John is joined by Bríd Ni Neachtain, a regular with the Abbey Theatre, who was most recently seen with Decadent in its production of Doubt early last year. Patrick Ryan and Jarlath Tivnan also feature in A Skull in Connemara.
The production opens in Galway on Monday and then goes on an extensive tour of the country.
John came late to touring, but he loves it. You are well looked after, he says. The shows are on at night, so you get to sightsee by day, if the weather is fine, otherwise you spend time in the hotel’s leisure centre. He sees no reason to complain about that.

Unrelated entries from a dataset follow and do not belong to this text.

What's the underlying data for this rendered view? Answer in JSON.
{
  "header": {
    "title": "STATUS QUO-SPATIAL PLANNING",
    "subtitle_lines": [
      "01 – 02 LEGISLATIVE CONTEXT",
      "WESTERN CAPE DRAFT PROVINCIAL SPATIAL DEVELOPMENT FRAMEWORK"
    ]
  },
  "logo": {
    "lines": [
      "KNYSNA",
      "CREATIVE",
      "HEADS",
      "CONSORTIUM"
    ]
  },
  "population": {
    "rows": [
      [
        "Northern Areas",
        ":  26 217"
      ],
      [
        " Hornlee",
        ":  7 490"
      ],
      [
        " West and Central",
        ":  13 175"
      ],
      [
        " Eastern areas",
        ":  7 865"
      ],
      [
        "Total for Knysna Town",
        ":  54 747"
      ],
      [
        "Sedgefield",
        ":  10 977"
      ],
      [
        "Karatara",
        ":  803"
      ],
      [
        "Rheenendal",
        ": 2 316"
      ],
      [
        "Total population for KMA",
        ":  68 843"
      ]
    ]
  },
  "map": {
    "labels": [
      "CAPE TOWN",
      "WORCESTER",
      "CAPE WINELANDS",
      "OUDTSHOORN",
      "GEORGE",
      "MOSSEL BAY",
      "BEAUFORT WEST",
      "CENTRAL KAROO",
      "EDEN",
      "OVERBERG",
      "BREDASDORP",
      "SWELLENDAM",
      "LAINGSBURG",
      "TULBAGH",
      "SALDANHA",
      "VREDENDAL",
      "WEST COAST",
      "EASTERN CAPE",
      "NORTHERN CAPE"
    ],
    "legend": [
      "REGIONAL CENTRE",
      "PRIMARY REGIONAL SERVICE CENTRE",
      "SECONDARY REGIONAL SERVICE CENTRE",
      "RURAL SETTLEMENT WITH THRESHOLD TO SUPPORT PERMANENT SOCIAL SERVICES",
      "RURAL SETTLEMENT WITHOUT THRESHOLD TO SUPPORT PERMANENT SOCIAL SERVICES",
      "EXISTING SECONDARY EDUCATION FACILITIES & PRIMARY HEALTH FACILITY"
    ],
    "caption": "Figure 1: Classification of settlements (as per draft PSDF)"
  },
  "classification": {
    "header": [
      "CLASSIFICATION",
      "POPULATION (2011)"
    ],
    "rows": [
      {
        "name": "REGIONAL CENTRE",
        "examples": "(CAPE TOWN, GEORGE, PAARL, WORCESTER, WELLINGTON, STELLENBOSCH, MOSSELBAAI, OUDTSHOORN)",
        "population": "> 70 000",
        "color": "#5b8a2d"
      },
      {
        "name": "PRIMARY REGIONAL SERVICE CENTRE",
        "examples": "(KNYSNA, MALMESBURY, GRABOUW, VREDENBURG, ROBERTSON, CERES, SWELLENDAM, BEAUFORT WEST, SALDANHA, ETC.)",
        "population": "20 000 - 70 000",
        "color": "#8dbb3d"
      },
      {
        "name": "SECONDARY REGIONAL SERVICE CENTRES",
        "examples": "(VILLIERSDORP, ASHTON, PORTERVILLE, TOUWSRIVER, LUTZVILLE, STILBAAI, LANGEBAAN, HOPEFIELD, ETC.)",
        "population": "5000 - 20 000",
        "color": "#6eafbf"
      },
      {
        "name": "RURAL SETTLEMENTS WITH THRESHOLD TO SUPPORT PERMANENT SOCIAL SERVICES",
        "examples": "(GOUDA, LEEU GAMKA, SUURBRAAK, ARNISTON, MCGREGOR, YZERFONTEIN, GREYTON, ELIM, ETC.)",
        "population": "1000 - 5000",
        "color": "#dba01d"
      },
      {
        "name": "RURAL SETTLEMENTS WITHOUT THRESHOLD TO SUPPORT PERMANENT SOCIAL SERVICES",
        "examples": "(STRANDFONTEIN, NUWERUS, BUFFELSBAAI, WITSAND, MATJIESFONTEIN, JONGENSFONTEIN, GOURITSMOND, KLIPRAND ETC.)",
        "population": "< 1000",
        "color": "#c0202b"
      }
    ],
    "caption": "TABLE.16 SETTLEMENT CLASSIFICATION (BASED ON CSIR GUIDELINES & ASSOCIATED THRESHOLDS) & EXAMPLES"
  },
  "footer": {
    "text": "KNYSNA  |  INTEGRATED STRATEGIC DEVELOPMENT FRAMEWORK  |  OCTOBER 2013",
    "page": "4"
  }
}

He wouldn’t mind having a few weeks off before the next job, although he hopes saying that isn’t tempting fate.
For him, acting is like any other job – there’s no mystery to it.
“If you work hard at the business, it pays off. It’s like anything else, if you keep trying things, it will work out for you.”
A Skull in Connemara previews at the Town Hall from this Thursday January 31 until Saturday, February 2. It opens on Monday, February 4 and runs until February 9 before going on the road.